Der Schlächter ist nicht imaginiert

Ein Fernseher im Gefängnis rezitiert den Mord an Roman Polanskis Frau Sharon Tate durch die Manson-Familie, in kühlen Bildern, die ihren Weg durch Gitterstäbe finden sollen. Harron lässt sich Zeit mit filmischen Verweisen und macht erst spät klar, in welchem Maße Charlie Says die Sicherheitsversprechen des Erzählkinos kennt und reflektiert. Umso mehr sticht dann ihre Entscheidung ins Auge, in einem Film über Wahn und Verblendung nicht mit der Integrität ihrer Erzählung zu brechen.

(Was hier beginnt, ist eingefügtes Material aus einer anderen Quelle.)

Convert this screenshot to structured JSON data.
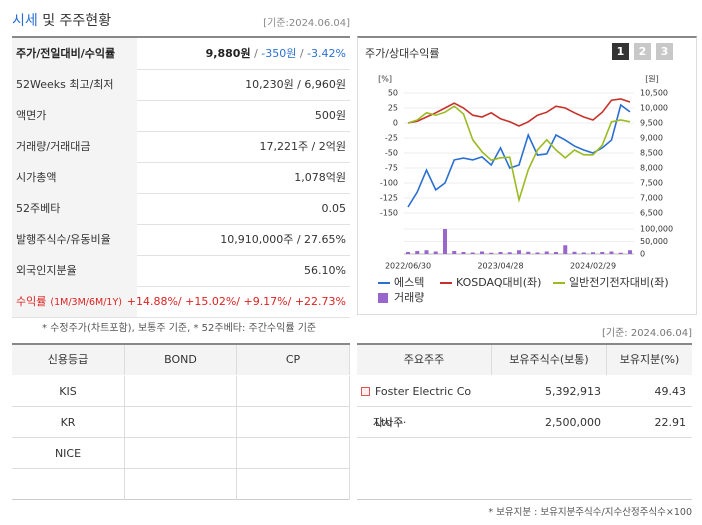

Immer wenn Charlie Says droht, zu redundant, zu didaktisch oder zu gefällig zu werden, wählt Harron die Flucht nach vorne und verringert die Möglichkeitsräume der Erzählung noch weiter: Sie verstärkt die Lautstärke Mansons und schraubt die Intensität des Geschehens gemeinsam mit dem Maß seiner Gewaltdrohungen weiter nach oben – bis kein Zweifel mehr besteht an den Umständen innerhalb und außerhalb des Knasts: Der Schlächter ist nicht imaginiert. Er wurde wiedererweckt und tobt im Kinosaal. Wer den Film sieht, soll in seine Fratze blicken und ihm trotzen. Weil wegsehen Opfer fordert. Als Leslie tötet, sticht sie auf eine Frau ein und ermordet einen Teil von sich selbst. „Findet euren Weg zurück alleine“, sagt Charly.